# How to get random polygons with points ordered mathematical positive?

I know how to get random polygons

poly = RandomPolygon[{"Convex", 3}, 10, DataRange -> {{0, 1}, {0, 1}}]


Only a subset is ordered positive

Select[poly, (pts = #[[1]];Cross[pts[[2]] - pts[[1]]] . (pts[[3]] - pts[[1]]) > 0) &]//Length (* 0( <10*)


But I don't know how to get polygons with points ordered in mathematical positive sense.

Any ideas? Thanks

• MeshPrimitives will consider the orientation.
Clear[polys];
polys=Polygon@MeshPrimitives[#, 1][[;; , 1]][[;; , 1]] & /@ poly
Select[polys, (pts = #[[1]];Cross[pts[[2]] - pts[[1]]] . (pts[[3]] - pts[[1]]) > 0) &]//Length


10

• Clever ot use MeshPrimitives, thank yo very much! Commented Apr 1 at 15:07
PositivelyOrientedPoints[{{a, b}, {c, d}, {e, f}}]


a d + b e + c f > b c + d e + a f

sol = FindInstance[
a d + b e + c f > b c + d e + a f && 0 < {a, b, c, d, e, f} < 1, {a,
b, c, d, e, f}, Reals, 10];

polypts = {{a, b}, {c, d}, {e, f}} /. sol // N;

PositivelyOrientedPoints /@ polypts


{True, True, True, True, True, True, True, True, True, True}

Graphics[{Polygon /@ polypts}, Frame -> True]


• thanks for your fast answer.

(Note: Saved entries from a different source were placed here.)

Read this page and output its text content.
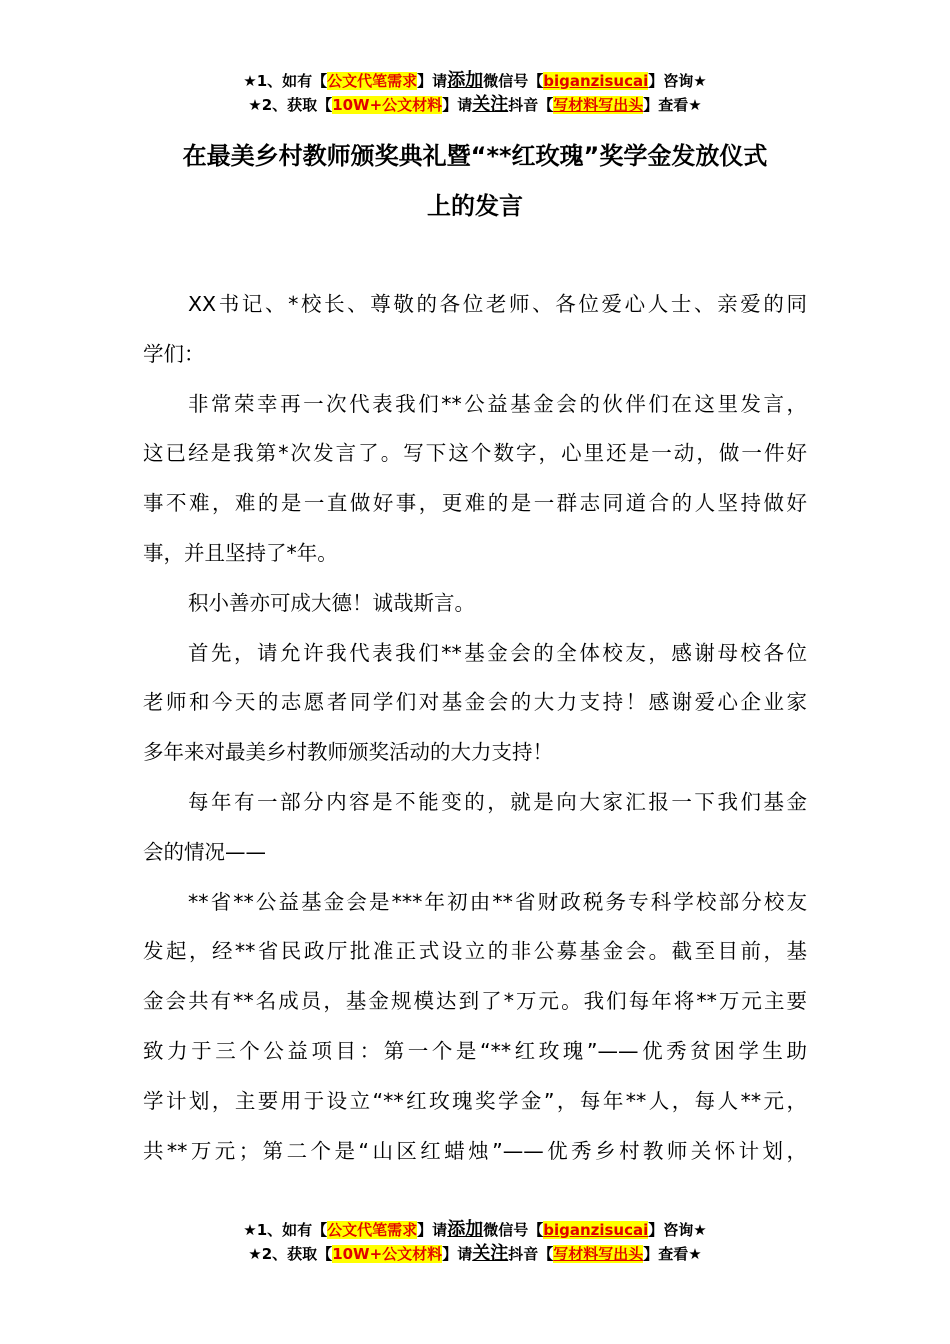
★1、如有【公文代笔需求】请添加微信号【biganzisucai】咨询★
★2、获取【10W+公文材料】请关注抖音【写材料写出头】查看★
在最美乡村教师颁奖典礼暨“**红玫瑰”奖学金发放仪式
上的发言
XX书记、*校长、尊敬的各位老师、各位爱心人士、亲爱的同
学们：
非常荣幸再一次代表我们**公益基金会的伙伴们在这里发言，
这已经是我第*次发言了。写下这个数字，心里还是一动，做一件好
事不难，难的是一直做好事，更难的是一群志同道合的人坚持做好
事，并且坚持了*年。
积小善亦可成大德！诚哉斯言。
首先，请允许我代表我们**基金会的全体校友，感谢母校各位
老师和今天的志愿者同学们对基金会的大力支持！感谢爱心企业家
多年来对最美乡村教师颁奖活动的大力支持！
每年有一部分内容是不能变的，就是向大家汇报一下我们基金
会的情况——
**省**公益基金会是***年初由**省财政税务专科学校部分校友
发起，经**省民政厅批准正式设立的非公募基金会。截至目前，基
金会共有**名成员，基金规模达到了*万元。我们每年将**万元主要
致力于三个公益项目：第一个是“**红玫瑰”——优秀贫困学生助
学计划，主要用于设立“**红玫瑰奖学金”，每年**人，每人**元，
共**万元；第二个是“山区红蜡烛”——优秀乡村教师关怀计划，
★1、如有【公文代笔需求】请添加微信号【biganzisucai】咨询★
★2、获取【10W+公文材料】请关注抖音【写材料写出头】查看★
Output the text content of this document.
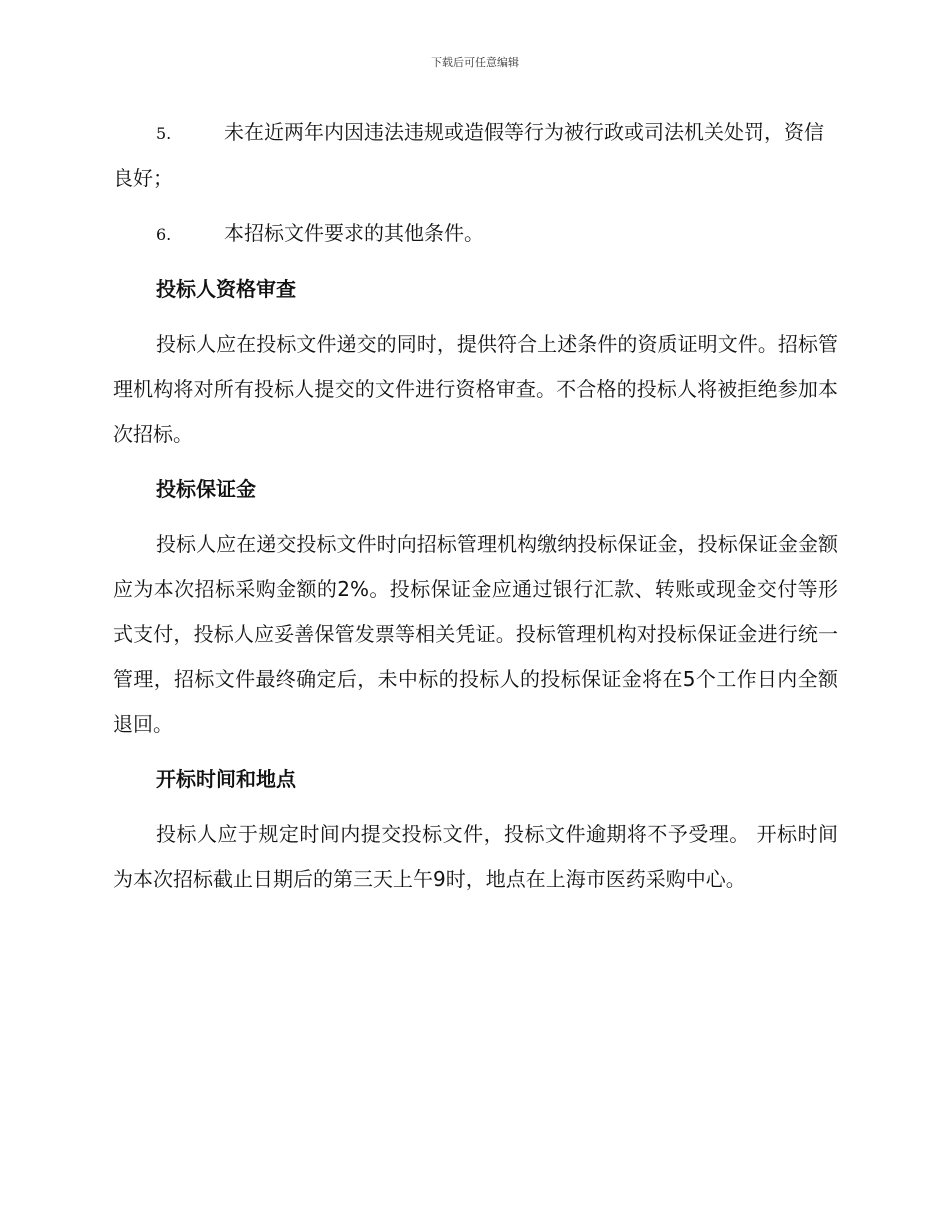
下载后可任意编辑
5.	未在近两年内因违法违规或造假等行为被行政或司法机关处罚，资信良好；
6.	本招标文件要求的其他条件。
投标人资格审查
投标人应在投标文件递交的同时，提供符合上述条件的资质证明文件。招标管理机构将对所有投标人提交的文件进行资格审查。不合格的投标人将被拒绝参加本次招标。
投标保证金
投标人应在递交投标文件时向招标管理机构缴纳投标保证金，投标保证金金额应为本次招标采购金额的2%。投标保证金应通过银行汇款、转账或现金交付等形式支付，投标人应妥善保管发票等相关凭证。投标管理机构对投标保证金进行统一管理，招标文件最终确定后，未中标的投标人的投标保证金将在5个工作日内全额退回。
开标时间和地点
投标人应于规定时间内提交投标文件，投标文件逾期将不予受理。 开标时间为本次招标截止日期后的第三天上午9时，地点在上海市医药采购中心。
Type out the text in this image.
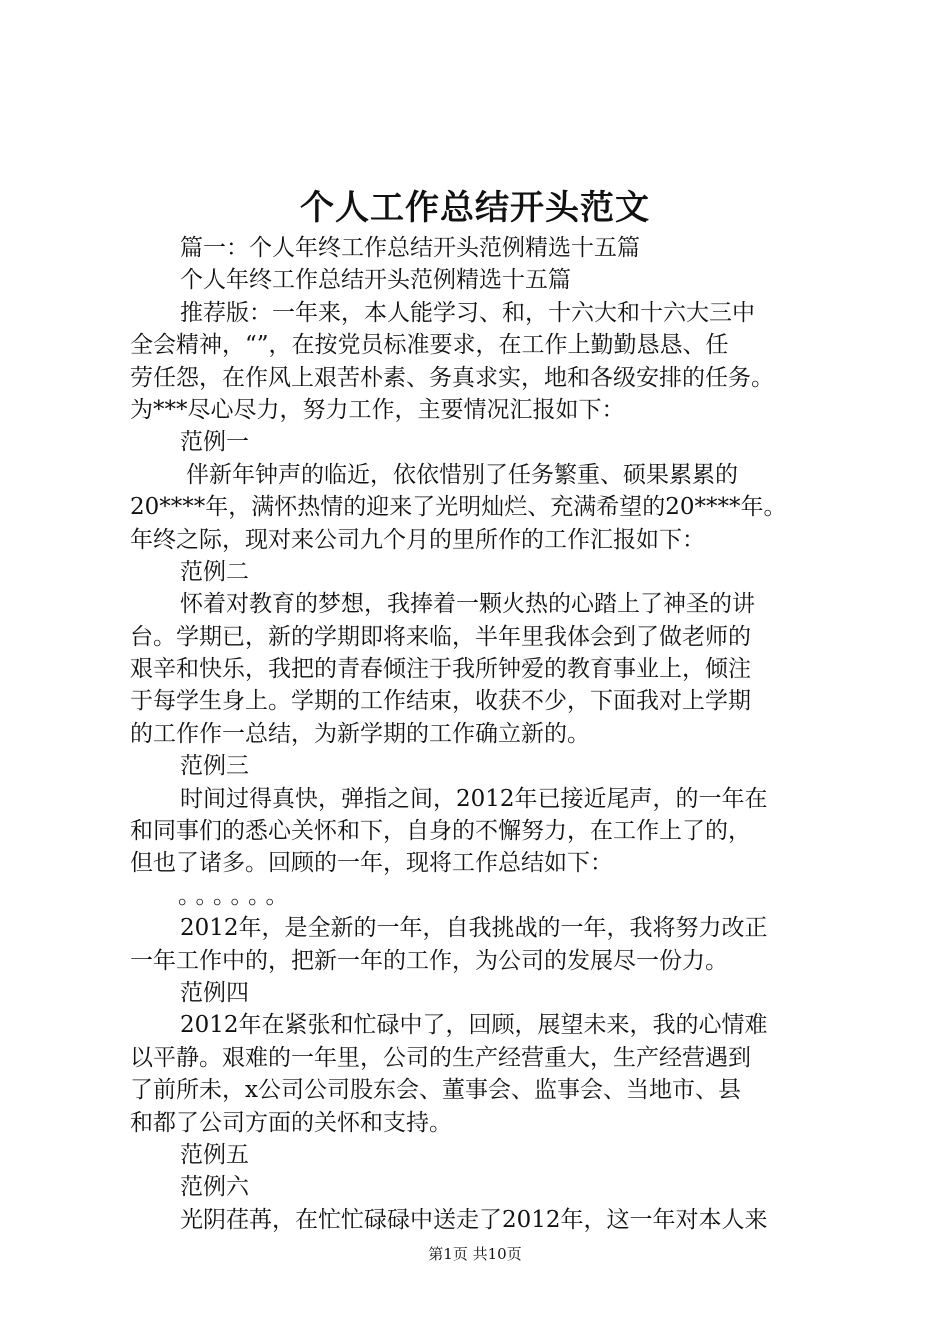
个人工作总结开头范文
篇一：个人年终工作总结开头范例精选十五篇
个人年终工作总结开头范例精选十五篇
推荐版：一年来，本人能学习、和，十六大和十六大三中
全会精神，“”，在按党员标准要求，在工作上勤勤恳恳、任
劳任怨，在作风上艰苦朴素、务真求实，地和各级安排的任务。
为***尽心尽力，努力工作，主要情况汇报如下：
范例一
伴新年钟声的临近，依依惜别了任务繁重、硕果累累的
20****年，满怀热情的迎来了光明灿烂、充满希望的20****年。
年终之际，现对来公司九个月的里所作的工作汇报如下：
范例二
怀着对教育的梦想，我捧着一颗火热的心踏上了神圣的讲
台。学期已，新的学期即将来临，半年里我体会到了做老师的
艰辛和快乐，我把的青春倾注于我所钟爱的教育事业上，倾注
于每学生身上。学期的工作结束，收获不少，下面我对上学期
的工作作一总结，为新学期的工作确立新的。
范例三
时间过得真快，弹指之间，2012年已接近尾声，的一年在
和同事们的悉心关怀和下，自身的不懈努力，在工作上了的，
但也了诸多。回顾的一年，现将工作总结如下：
。。。。。。
2012年，是全新的一年，自我挑战的一年，我将努力改正
一年工作中的，把新一年的工作，为公司的发展尽一份力。
范例四
2012年在紧张和忙碌中了，回顾，展望未来，我的心情难
以平静。艰难的一年里，公司的生产经营重大，生产经营遇到
了前所未，x公司公司股东会、董事会、监事会、当地市、县
和都了公司方面的关怀和支持。
范例五
范例六
光阴荏苒，在忙忙碌碌中送走了2012年，这一年对本人来
第1页 共10页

I didn't know PositivelyOrientedPoints, probably because I'm using Mathematica v12.2... Commented Apr 1 at 14:54
• I am using v12.2.0 as well :) @UlrichNeumann
– Syed
Commented Apr 1 at 14:57
• Thanks again, couldn't find the command due to a typing error Commented Apr 1 at 15:04

In coo you get only positively oriented points. But when used in Polygon the coordinates order is modified by PolygonCoordinates according rules in CanonicalizePolygon.

poly = RandomPolygon[{"Convex", 3}, 10, DataRange -> {{0, 1}, {0, 1}}];
coo = If[PositivelyOrientedPoints[PolygonCoordinates[#]],
PolygonCoordinates[#], Reverse@PolygonCoordinates[#]] & /@ poly;

PositivelyOrientedPoints[#] & /@ coo

PositivelyOrientedPoints[PolygonCoordinates@#] & /@ (Polygon /@ coo)


{True, True, True, True, True, True, True, True, True, True}

{True, False, True, False, True, True, False, False, False, False}


Example of change of the order by PolygonCoordinates.

Polygon[{{1, 2}, {0, 0}, {0, 1}}] // PolygonCoordinates


--

{{0, 0}, {0, 1}, {1, 2}}